• Alpine Eagle's Sentinel system uses airborne motherships carrying kamikaze interceptors that can capture hostile drones with nets or destroy them.
  • The German army is the startup's launch customer, helping it achieve seven-digit revenues within its first year of operation.
  • The €10.25M funding will expand its team of machine learning practitioners and aeronautical engineers to approximately 40 employees.

German defense tech startup Alpine Eagle has raised €10.25 million in Series A funding led by British VC firm IQ Capital to advance its counter-drone technology.

The Munich-based company, founded in 2023, develops Sentinel—an airborne system designed to detect and neutralize inexpensive attack drones that have become increasingly prevalent in modern warfare.

"We use inexpensive, mass-producible systems to establish a symmetry against the numerical advantage of cheap strike drones," said Dutch entrepreneur Jan-Hendrik Boelens, co-founder of Alpine Eagle.

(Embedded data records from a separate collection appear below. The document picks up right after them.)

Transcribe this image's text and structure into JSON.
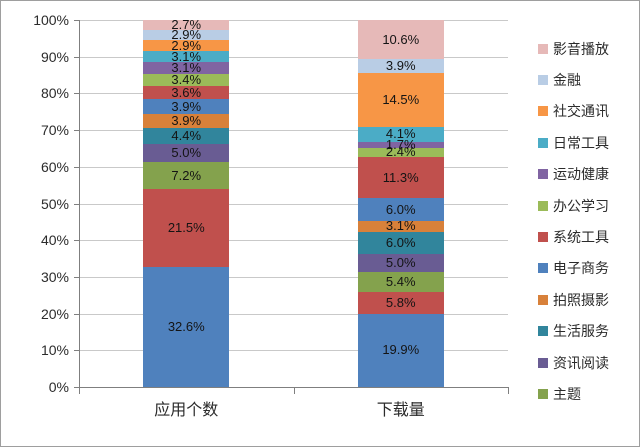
{
  "figure": {
    "background": "#FFFFFF",
    "border_color": "#9E9E9E"
  },
  "chart_data": {
    "type": "bar",
    "variant": "stacked-100-percent",
    "grid": true,
    "data_labels": true,
    "categories": [
      "应用个数",
      "下载量"
    ],
    "series": [
      {
        "name": "",
        "color": "#4F81BD",
        "values": [
          32.6,
          19.9
        ]
      },
      {
        "name": "",
        "color": "#C0504D",
        "values": [
          21.5,
          5.8
        ]
      },
      {
        "name": "主题",
        "color": "#84A24D",
        "values": [
          7.2,
          5.4
        ]
      },
      {
        "name": "资讯阅读",
        "color": "#695C93",
        "values": [
          5.0,
          5.0
        ]
      },
      {
        "name": "生活服务",
        "color": "#31859C",
        "values": [
          4.4,
          6.0
        ]
      },
      {
        "name": "拍照摄影",
        "color": "#D8813A",
        "values": [
          3.9,
          3.1
        ]
      },
      {
        "name": "电子商务",
        "color": "#4F81BD",
        "values": [
          3.9,
          6.0
        ]
      },
      {
        "name": "系统工具",
        "color": "#C0504D",
        "values": [
          3.6,
          11.3
        ]
      },
      {
        "name": "办公学习",
        "color": "#9BBB59",
        "values": [
          3.4,
          2.4
        ]
      },
      {
        "name": "运动健康",
        "color": "#8064A2",
        "values": [
          3.1,
          1.7
        ]
      },
      {
        "name": "日常工具",
        "color": "#4BACC6",
        "values": [
          3.1,
          4.1
        ]
      },
      {
        "name": "社交通讯",
        "color": "#F79646",
        "values": [
          2.9,
          14.5
        ]
      },
      {
        "name": "金融",
        "color": "#B9CDE5",
        "values": [
          2.9,
          3.9
        ]
      },
      {
        "name": "影音播放",
        "color": "#E6B9B8",
        "values": [
          2.7,
          10.6
        ]
      }
    ],
    "y_axis": {
      "min": 0,
      "max": 100,
      "step": 10,
      "tick_labels": [
        "0%",
        "10%",
        "20%",
        "30%",
        "40%",
        "50%",
        "60%",
        "70%",
        "80%",
        "90%",
        "100%"
      ]
    },
    "legend": {
      "position": "right",
      "entries": [
        {
          "label": "影音播放",
          "color": "#E6B9B8"
        },
        {
          "label": "金融",
          "color": "#B9CDE5"
        },
        {
          "label": "社交通讯",
          "color": "#F79646"
        },
        {
          "label": "日常工具",
          "color": "#4BACC6"
        },
        {
          "label": "运动健康",
          "color": "#8064A2"
        },
        {
          "label": "办公学习",
          "color": "#9BBB59"
        },
        {
          "label": "系统工具",
          "color": "#C0504D"
        },
        {
          "label": "电子商务",
          "color": "#4F81BD"
        },
        {
          "label": "拍照摄影",
          "color": "#D8813A"
        },
        {
          "label": "生活服务",
          "color": "#31859C"
        },
        {
          "label": "资讯阅读",
          "color": "#695C93"
        },
        {
          "label": "主题",
          "color": "#84A24D"
        }
      ]
    }
  }
}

Unlike ground-based alternatives, Sentinel operates in the air with modular sensors that are unaffected by terrain obstacles. Its mothership carries interceptors that can either capture drones with nets or destroy them completely.

The system employs AI for onboard data processing and navigation, with algorithms that adapt based on real-world encounters.

A key tactical advantage of Sentinel is its swarming capability, allowing a single operator to manage multiple drones simultaneously.

"We realized that all Western powers have the problem of not having enough soldiers, so we try to build a system where many drones can be operated by a single operator," Boelens explained.

The funding round includes investors from Estonia, Germany, and Poland, reflecting growing European interest in defense technology.

While currently focused on military applications, Alpine Eagle is exploring uses in infrastructure protection and law enforcement.

The company is also testing its system in Ukraine after validating it with the German army.